If you’re a regular user of Twitter or Facebook, you can’t avoid seeing ‘campaigns’ of one sort or another. Facebook has infinitely more of them – there seems to be a campaign for everything from “Bring back Smarties in round tubes” to “Free [name person of choice here]”

Twitter ‘campaigns’ seem to be more about changing your ID picture. They went green in support of Iranian elections earlier, and now there’s one about Freeing Gary Mckinnon that adds a “Free Gary” (as opposed to charging for him, one supposes) bar to the Twitter avatar.

Personally, I don’t get involved in these campaigns at all. If I wanted to do so, I’d go to something like the ePetitions section at Number 10 (Not that they get any more attention, but at least it’s being done in the right place) rather than the frankly pointless ones elsewhere.

Because the thing is, Facebook et al may be “the voice of the people”, but governments and (in general) businesses don’t really give a shit about what people say. There are exceptions to the rule, of course – such as Cadbury’s bringing back the Wispa bar – but there’s no way they’d have done that without the expectation of making a significant amount of profit out of it.

Iran didn’t give a shit about how many people’s Twitter icons went green. Number 10 didn’t give a shit about the anti-war protests and marches.

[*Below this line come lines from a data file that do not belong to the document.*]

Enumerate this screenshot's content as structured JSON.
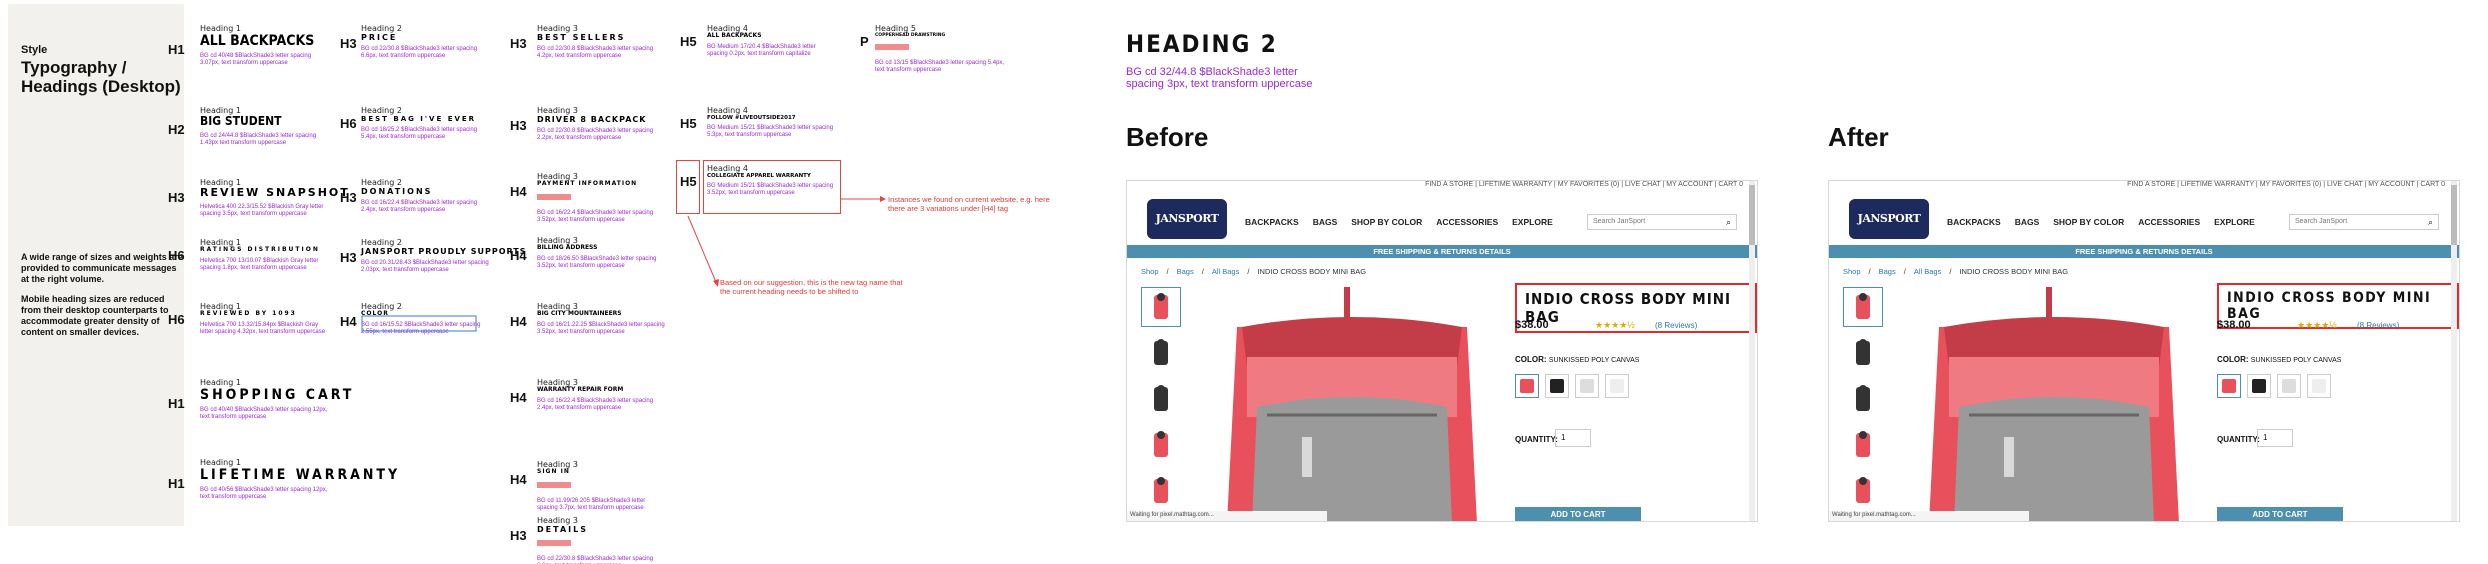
{
  "sidebar": {
    "style_label": "Style",
    "title": "Typography / Headings (Desktop)",
    "note1": "A wide range of sizes and weights are provided to communicate messages at the right volume.",
    "note2": "Mobile heading sizes are reduced from their desktop counterparts to accommodate greater density of content on smaller devices."
  },
  "columns": [
    {
      "items": [
        {
          "tag": "H1",
          "label": "Heading 1",
          "text": "All Backpacks",
          "size": 14,
          "ls": 0,
          "spec": "BG cd 40/48 $BlackShade3 letter spacing 3.07px, text transform uppercase"
        },
        {
          "tag": "H2",
          "label": "Heading 1",
          "text": "Big Student",
          "size": 12,
          "ls": 0,
          "spec": "BG cd 24/44.8 $BlackShade3 letter spacing 1.43px text transform uppercase"
        },
        {
          "tag": "H3",
          "label": "Heading 1",
          "text": "Review Snapshot",
          "size": 11,
          "ls": 2,
          "spec": "Helvetica 400 22.3/15.52 $Blackish Gray letter spacing 3.5px, text transform uppercase"
        },
        {
          "tag": "H6",
          "label": "Heading 1",
          "text": "Ratings Distribution",
          "size": 6,
          "ls": 2,
          "spec": "Helvetica 700 13/10.07 $Blackish Gray letter spacing 1.8px, text transform uppercase"
        },
        {
          "tag": "H6",
          "label": "Heading 1",
          "text": "Reviewed by 1093",
          "size": 6,
          "ls": 2,
          "spec": "Helvetica 700 13.32/15.84px $Blackish Gray letter spacing 4.32px, text transform uppercase"
        },
        {
          "tag": "H1",
          "label": "Heading 1",
          "text": "Shopping Cart",
          "size": 14,
          "ls": 3,
          "spec": "BG cd 40/40 $BlackShade3 letter spacing 12px, text transform uppercase"
        },
        {
          "tag": "H1",
          "label": "Heading 1",
          "text": "Lifetime Warranty",
          "size": 14,
          "ls": 3,
          "spec": "BG cd 40/56 $BlackShade3 letter spacing 12px, text transform uppercase"
        }
      ]
    },
    {
      "items": [
        {
          "tag": "H3",
          "label": "Heading 2",
          "text": "Price",
          "size": 8,
          "ls": 2,
          "spec": "BG cd 22/30.8 $BlackShade3 letter spacing 6.6px, text transform uppercase"
        },
        {
          "tag": "H6",
          "label": "Heading 2",
          "text": "Best bag I've ever",
          "size": 7,
          "ls": 2,
          "spec": "BG cd 18/25.2 $BlackShade3 letter spacing 5.4px, text transform uppercase"
        },
        {
          "tag": "H3",
          "label": "Heading 2",
          "text": "Donations",
          "size": 8,
          "ls": 2,
          "spec": "BG cd 16/22.4 $BlackShade3 letter spacing 2.4px, text transform uppercase"
        },
        {
          "tag": "H3",
          "label": "Heading 2",
          "text": "Jansport proudly supports",
          "size": 8,
          "ls": 1,
          "spec": "BG cd 20.31/28.43 $BlackShade3 letter spacing 2.03px, text transform uppercase"
        },
        {
          "tag": "H4",
          "label": "Heading 2",
          "text": "Color",
          "size": 6,
          "ls": 1,
          "spec": "BG cd 16/15.52 $BlackShade3 letter spacing 2.55px, text transform uppercase"
        }
      ]
    },
    {
      "items": [
        {
          "tag": "H3",
          "label": "Heading 3",
          "text": "Best Sellers",
          "size": 8,
          "ls": 2,
          "spec": "BG cd 22/30.8 $BlackShade3 letter spacing 4.2px, text transform uppercase"
        },
        {
          "tag": "H3",
          "label": "Heading 3",
          "text": "Driver 8 Backpack",
          "size": 8,
          "ls": 1,
          "spec": "BG cd 22/30.8 $BlackShade3 letter spacing 2.2px, text transform uppercase"
        },
        {
          "tag": "H4",
          "label": "Heading 3",
          "text": "Payment Information",
          "size": 6,
          "ls": 1,
          "spec": "BG cd 16/22.4 $BlackShade3 letter spacing 3.52px, text transform uppercase"
        },
        {
          "tag": "H4",
          "label": "Heading 3",
          "text": "Billing Address",
          "size": 6,
          "ls": 0,
          "spec": "BG cd 18/26.50 $BlackShade3 letter spacing 3.52px, text transform uppercase"
        },
        {
          "tag": "H4",
          "label": "Heading 3",
          "text": "Big City Mountaineers",
          "size": 6,
          "ls": 0,
          "spec": "BG cd 16/21.22.25 $BlackShade3 letter spacing 3.52px, text transform uppercase"
        },
        {
          "tag": "H4",
          "label": "Heading 3",
          "text": "Warranty Repair Form",
          "size": 6,
          "ls": 0,
          "spec": "BG cd 16/22.4 $BlackShade3 letter spacing 2.4px, text transform uppercase"
        },
        {
          "tag": "H4",
          "label": "Heading 3",
          "text": "Sign In",
          "size": 6,
          "ls": 1,
          "spec": "BG cd 11.99/26.205 $BlackShade3 letter spacing 3.7px, text transform uppercase"
        },
        {
          "tag": "H3",
          "label": "Heading 3",
          "text": "Details",
          "size": 8,
          "ls": 2,
          "spec": "BG cd 22/30.8 $BlackShade3 letter spacing 6.6px, text transform uppercase"
        }
      ]
    },
    {
      "items": [
        {
          "tag": "H5",
          "label": "Heading 4",
          "text": "All Backpacks",
          "size": 6,
          "ls": 0,
          "spec": "BG Medium 17/20.4 $BlackShade3 letter spacing 0.2px, text transform capitalize"
        },
        {
          "tag": "H5",
          "label": "Heading 4",
          "text": "Follow #LIVEOUTSIDE2017",
          "size": 5.5,
          "ls": 0,
          "spec": "BG Medium 15/21 $BlackShade3 letter spacing 5.3px, text transform uppercase"
        },
        {
          "tag": "H5",
          "label": "Heading 4",
          "text": "Collegiate Apparel Warranty",
          "size": 5.5,
          "ls": 0,
          "spec": "BG Medium 15/21 $BlackShade3 letter spacing 3.52px, text transform uppercase"
        }
      ]
    },
    {
      "items": [
        {
          "tag": "P",
          "label": "Heading 5",
          "text": "Copperhead Drawstring",
          "size": 4.5,
          "ls": 0,
          "spec": "BG cd 13/15 $BlackShade3 letter spacing 5.4px, text transform uppercase"
        }
      ]
    }
  ],
  "annotations": {
    "instances": "Instances we found on current website, e.g. here there are 3 variations under [H4] tag",
    "suggestion": "Based on our suggestion, this is the new tag name that the current heading needs to be shifted to"
  },
  "heading2": {
    "title": "Heading 2",
    "spec": "BG cd 32/44.8 $BlackShade3 letter spacing 3px, text transform uppercase"
  },
  "before_label": "Before",
  "after_label": "After",
  "page": {
    "topbar": "FIND A STORE  |  LIFETIME WARRANTY  |  MY FAVORITES (0)  |  LIVE CHAT  |  MY ACCOUNT  |  CART 0",
    "logo": "JANSPORT",
    "menu": [
      "BACKPACKS",
      "BAGS",
      "SHOP BY COLOR",
      "ACCESSORIES",
      "EXPLORE"
    ],
    "search_placeholder": "Search JanSport",
    "ship_banner": "FREE SHIPPING & RETURNS DETAILS",
    "crumbs": [
      "Shop",
      "/",
      "Bags",
      "/",
      "All Bags",
      "/",
      "INDIO CROSS BODY MINI BAG"
    ],
    "product_title": "INDIO CROSS BODY MINI BAG",
    "price": "$38.00",
    "stars": "★★★★½",
    "reviews": "(8 Reviews)",
    "color_label": "COLOR:",
    "color_value": "SUNKISSED POLY CANVAS",
    "qty_label": "QUANTITY:",
    "qty_value": "1",
    "cart_button": "ADD TO CART",
    "status": "Waiting for pixel.mathtag.com..."
  },
  "colors": {
    "spec_purple": "#9b27d6",
    "accent_red": "#e02b2b",
    "brand_blue": "#4d8fae",
    "bag_red": "#e8505b"
  }
}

Facebook et al like these campaigns, because they add to the marketing profile of the people who sign up for them. That’s it. You sign up to these things – say, “Bring back Smarties” and Rowntrees will start to know how many people extra might buy a “limited edition” round Smarties tube, and thus make profit for them.

And that’s all it is.

One Comment on “Pseudo-Activism”

  1. Blue Witch says:

    Yes. People these days can’t be arsed to actually do anything constructive, such as deal with local issues through local pressure groups and information dissemination, or by contacting someone who can sort things out, but they ease their consciences by tap-tap-tapping into pointless ‘social networking’ sites. The future does not bode well.